Per quanto concerne il certificato di Citigroup, questo è agganciato ad un paniere di indici che vede il Kospi 200 affiancato ai classici asset che oggi troviamo all’interno dei tradizionali basket su indici azionari ovvero Eurostoxx Banks, Nasdaq 100 e Nikkei 225. Questo mix che sfrutta una fisiologica leva sulla correlazione, l’alta volatilità del tema AI, hanno permesso all’emittente su una scadenza di un solo anno e con barriera capitale tale da assorbire fino ad un -40% di ribasso dai livelli iniziali, di arrivare a strutturare un prodotto che per caratteristiche di rischio-rendimento era del tutto inedito.

Ad aumentare il boost sulla cedola, oltre al mix di sottostanti, anche un fattore legato al payoff del certificato che vede anche la presenza dell’opzione “fast” con autocall potenziale già a partire dalla prima data di rilevamento con Step Down del 2% mese che se da un lato facilita l’autocall, dall’altro rappresenta un valido elemento di asimmetria in più per “ammortizzare” i consueti rischi di mercato soprattutto legati agli indici più volatili. 

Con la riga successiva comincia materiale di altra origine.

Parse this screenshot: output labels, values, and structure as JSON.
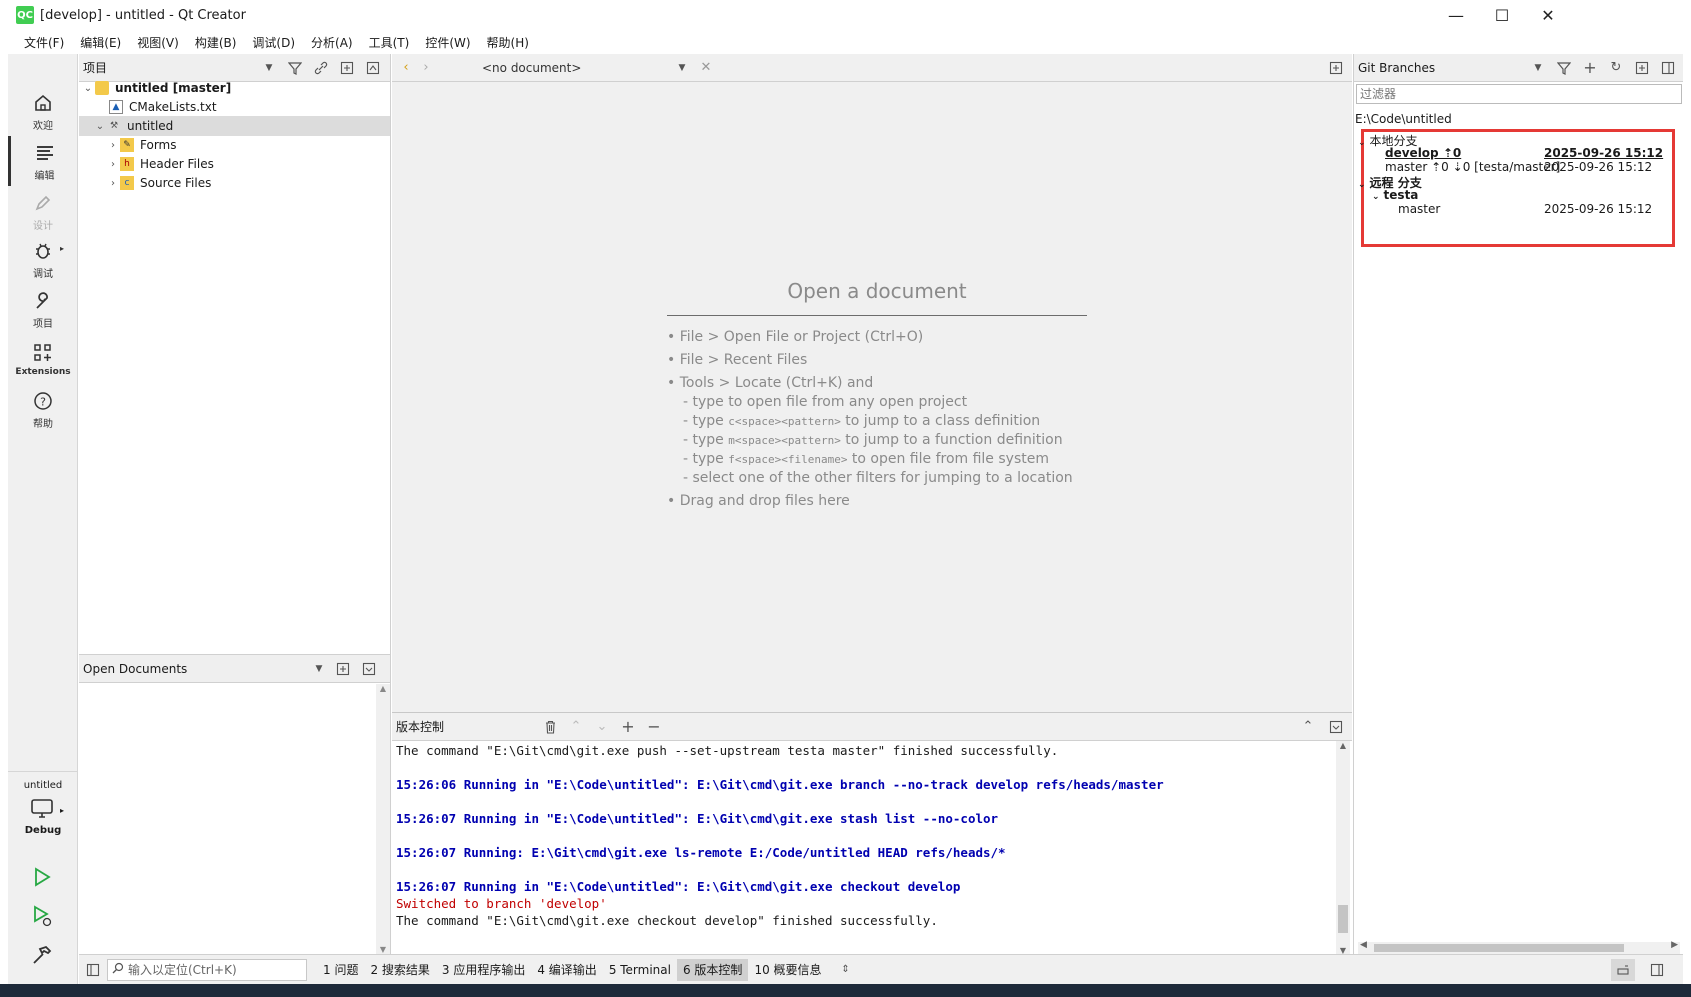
{
  "window": {
    "title": "[develop] - untitled - Qt Creator",
    "app_icon": "QC",
    "minimize": "—",
    "maximize": "☐",
    "close": "✕"
  },
  "menu": [
    "文件(F)",
    "编辑(E)",
    "视图(V)",
    "构建(B)",
    "调试(D)",
    "分析(A)",
    "工具(T)",
    "控件(W)",
    "帮助(H)"
  ],
  "modes": {
    "welcome": "欢迎",
    "edit": "编辑",
    "design": "设计",
    "debug": "调试",
    "projects": "项目",
    "extensions": "Extensions",
    "help": "帮助"
  },
  "kit": {
    "project": "untitled",
    "config": "Debug"
  },
  "project_panel": {
    "title": "项目",
    "tree": [
      {
        "label": "untitled [master]",
        "bold": true
      },
      {
        "label": "CMakeLists.txt"
      },
      {
        "label": "untitled"
      },
      {
        "label": "Forms"
      },
      {
        "label": "Header Files"
      },
      {
        "label": "Source Files"
      }
    ]
  },
  "open_documents": {
    "title": "Open Documents"
  },
  "editor": {
    "doc_selector": "<no document>",
    "welcome_title": "Open a document",
    "lines": {
      "l1": "• File > Open File or Project (Ctrl+O)",
      "l2": "• File > Recent Files",
      "l3": "• Tools > Locate (Ctrl+K) and",
      "s1": "- type to open file from any open project",
      "s2a": "- type ",
      "s2m": "c<space><pattern>",
      "s2b": " to jump to a class definition",
      "s3a": "- type ",
      "s3m": "m<space><pattern>",
      "s3b": " to jump to a function definition",
      "s4a": "- type ",
      "s4m": "f<space><filename>",
      "s4b": " to open file from file system",
      "s5": "- select one of the other filters for jumping to a location",
      "l4": "• Drag and drop files here"
    }
  },
  "vc_panel": {
    "title": "版本控制",
    "log": [
      {
        "text": "The command \"E:\\Git\\cmd\\git.exe push --set-upstream testa master\" finished successfully.",
        "style": "normal"
      },
      {
        "text": "15:26:06 Running in \"E:\\Code\\untitled\": E:\\Git\\cmd\\git.exe branch --no-track develop refs/heads/master",
        "style": "blue"
      },
      {
        "text": "15:26:07 Running in \"E:\\Code\\untitled\": E:\\Git\\cmd\\git.exe stash list --no-color",
        "style": "blue"
      },
      {
        "text": "15:26:07 Running: E:\\Git\\cmd\\git.exe ls-remote E:/Code/untitled HEAD refs/heads/*",
        "style": "blue"
      },
      {
        "text": "15:26:07 Running in \"E:\\Code\\untitled\": E:\\Git\\cmd\\git.exe checkout develop",
        "style": "blue"
      },
      {
        "text": "Switched to branch 'develop'",
        "style": "red"
      },
      {
        "text": "The command \"E:\\Git\\cmd\\git.exe checkout develop\" finished successfully.",
        "style": "normal"
      }
    ]
  },
  "git_branches": {
    "title": "Git Branches",
    "filter_placeholder": "过滤器",
    "repo_path": "E:\\Code\\untitled",
    "local_header": "本地分支",
    "local": [
      {
        "name": "develop ⇡0",
        "date": "2025-09-26 15:12",
        "current": true
      },
      {
        "name": "master ⇡0 ⇣0 [testa/master]",
        "date": "2025-09-26 15:12",
        "current": false
      }
    ],
    "remote_header": "远程 分支",
    "remote_name": "testa",
    "remote": [
      {
        "name": "master",
        "date": "2025-09-26 15:12"
      }
    ]
  },
  "status_bar": {
    "locator_placeholder": "输入以定位(Ctrl+K)",
    "tabs": [
      "1 问题",
      "2 搜索结果",
      "3 应用程序输出",
      "4 编译输出",
      "5 Terminal",
      "6 版本控制",
      "10 概要信息"
    ],
    "active_tab": 5
  }
}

A dovere di cronaca, e lo citiamo anche a fini didattici, analizziamo anche il Phoenix Memory Step Down (Isin CH1550444090) firmato Leonteq e agganciato agli indici iShares China Large Cap, iShares MSCI Brazil, iShares MSCI Japan e iShares MSCI South Korea. Rispetto al certificato di Citigroup la scadenza è di due anni (12 giugno 2028). Rispetto a quella proposta, Leonteq si espone su una scadenza sulla skew di volatilità più lontana che monetizza meno.  Pertanto, pur esponendosi su un basket sulla carta più rischioso in quanto ancora più decorrelato, il rendimento potenziale scende all’1,5% mensile ovvero il 18% annuo. La logica è anche sulla scelta di avere rendimenti leggermente più bassi ma più a lungo, e può essere a mio avviso anche questa una valida chiave di lettura. Il certificato sfrutta solo in parte il boost sul rendimento di strutture “fast” perché la prima data per il potenziale autocall è prevista a settembre a trigger 98% per poi decrescere dell’1% mese. Quindi sulla carta può avere più probabilità di rimanere in vita più a lungo e in ottica di portafoglio può avere ugualmente senso avendo un unico prodotto che racchiude tutta una serie di indici azionari “paralleli” alla componente core fatta di indici maggiormente “value” e tradizionali. 

In conclusione, l’apertura dell’industria di emittenti anche sul Kospi sud-coreano consente agli investitori di avere accesso ad una precisa esposizione a uno dei trend strutturali più importanti dei prossimi anni e nel contempo di far arrivare le proposte Investment su indici azionari a livelli di rendimento fino ad oggi mai raggiunti. Un connubio interessante che era opportuno andare ad approfondire.